It’s well known that Jacobs has had a lot on his plate lately. What with his rumoured negotiations with the house of Christian Dior and all. Maybe that explains the simpler than usual approach to his spring collection, which featured preppy sportswear classics in navy and Kelly green with lots of neon mixed in. It was all kind of club kid leaves the raves to go to college. The brights were the stars of the show. It wasn’t his most earth-shatteringly creative collection for his secondary line, but will probably be a retail hit nonetheless (who doesn’t want a piece of Marc).
Betsey Johnson took her finale bow to Three Six Mafia’s Azz and Tittiez complete with flashing boobs and bottoms on the runway backdrop. How badass is that? The only problem is, she seemed to take those lyrics too literally with the clothes, which were a little bit Malibu Barbie, a little bit Nicki Minaj and a little bit Kinky Boots. It was campy and fun and we all love her for that. But the clothes, such as a corseted, mini dress with a tiny teacup skirt and even tinier bra top, started to veer into costume territory. It’s hard to see them making sense off the MTV Video Music Awards red carpet.
Diane von Furstenberg
In the sea of prints that New York Fashion Week has become, Diane von Furstenberg’s unsurprisingly stood out. They came in soft pastels with pops of yellow and orange (another recurring theme this week) and sometimes layered in a single look. The best moments were the unexpected, tomboyish ones such as a pair of checked shorts in lime and maroon paired with a neon green button down shirt, maroon blazer and graphic loafers or a slouchy purple, printed long-sleeve jumpsuits with two-tone, slip-on flats. It made a refreshing contrast to her trademark feminine dresses.
Sporty and street are not exactly words that come to mind when you think of Michelle Obama’s go-to designer and yet he was able to own both ideas by interpreting them in his own polished Wu-ian way. The beauty is that he experimented with the sporty trend, which we’re seeing just about everywhere this week, in a way that didn’t read too literal (because not everyone wants to look like she just walked out of the gym). For instance, his lightweight, practically transparent parkas gave his bejeweled collared shirts and short-short pairings a subtle urban edge.
Bold, saturated brights emerged as an early trend for spring 2012 and Max and Lubov Azria’s collection was full of them in the form of sporty, colour-blocked dresses.
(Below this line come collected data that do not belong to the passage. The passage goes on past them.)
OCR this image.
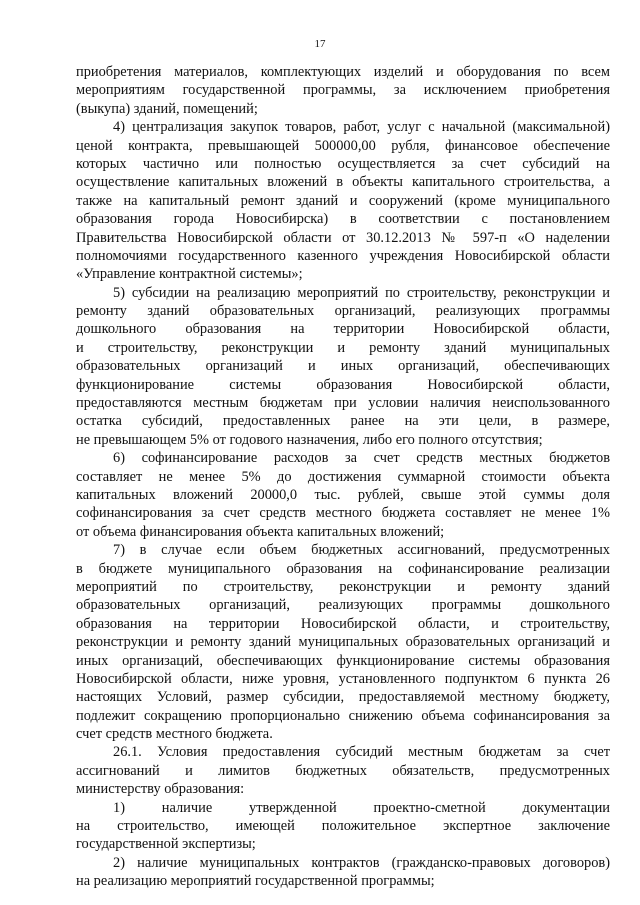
17
приобретения материалов, комплектующих изделий и оборудования по всем
мероприятиям государственной программы, за исключением приобретения
(выкупа) зданий, помещений;
4) централизация закупок товаров, работ, услуг с начальной (максимальной)
ценой контракта, превышающей 500000,00 рубля, финансовое обеспечение
которых частично или полностью осуществляется за счет субсидий на
осуществление капитальных вложений в объекты капитального строительства, а
также на капитальный ремонт зданий и сооружений (кроме муниципального
образования города Новосибирска) в соответствии с постановлением
Правительства Новосибирской области от 30.12.2013 № 597-п «О наделении
полномочиями государственного казенного учреждения Новосибирской области
«Управление контрактной системы»;
5) субсидии на реализацию мероприятий по строительству, реконструкции и
ремонту зданий образовательных организаций, реализующих программы
дошкольного образования на территории Новосибирской области,
и строительству, реконструкции и ремонту зданий муниципальных
образовательных организаций и иных организаций, обеспечивающих
функционирование системы образования Новосибирской области,
предоставляются местным бюджетам при условии наличия неиспользованного
остатка субсидий, предоставленных ранее на эти цели, в размере,
не превышающем 5% от годового назначения, либо его полного отсутствия;
6) софинансирование расходов за счет средств местных бюджетов
составляет не менее 5% до достижения суммарной стоимости объекта
капитальных вложений 20000,0 тыс. рублей, свыше этой суммы доля
софинансирования за счет средств местного бюджета составляет не менее 1%
от объема финансирования объекта капитальных вложений;
7) в случае если объем бюджетных ассигнований, предусмотренных
в бюджете муниципального образования на софинансирование реализации
мероприятий по строительству, реконструкции и ремонту зданий
образовательных организаций, реализующих программы дошкольного
образования на территории Новосибирской области, и строительству,
реконструкции и ремонту зданий муниципальных образовательных организаций и
иных организаций, обеспечивающих функционирование системы образования
Новосибирской области, ниже уровня, установленного подпунктом 6 пункта 26
настоящих Условий, размер субсидии, предоставляемой местному бюджету,
подлежит сокращению пропорционально снижению объема софинансирования за
счет средств местного бюджета.
26.1. Условия предоставления субсидий местным бюджетам за счет
ассигнований и лимитов бюджетных обязательств, предусмотренных
министерству образования:
1) наличие утвержденной проектно-сметной документации
на строительство, имеющей положительное экспертное заключение
государственной экспертизы;
2) наличие муниципальных контрактов (гражданско-правовых договоров)
на реализацию мероприятий государственной программы;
Each one was long (below the knee to ankle length), easy to wear and fluid — all the better to graze the body in that trademark Azria way when the wind blows. Later in the show, the colour blocking gave way to bright ethnic prints and crafty knits. It all made for a much more urban looking collection than we’re used to seeing from the brand, which often brings to mind young Hollywood celebrity types.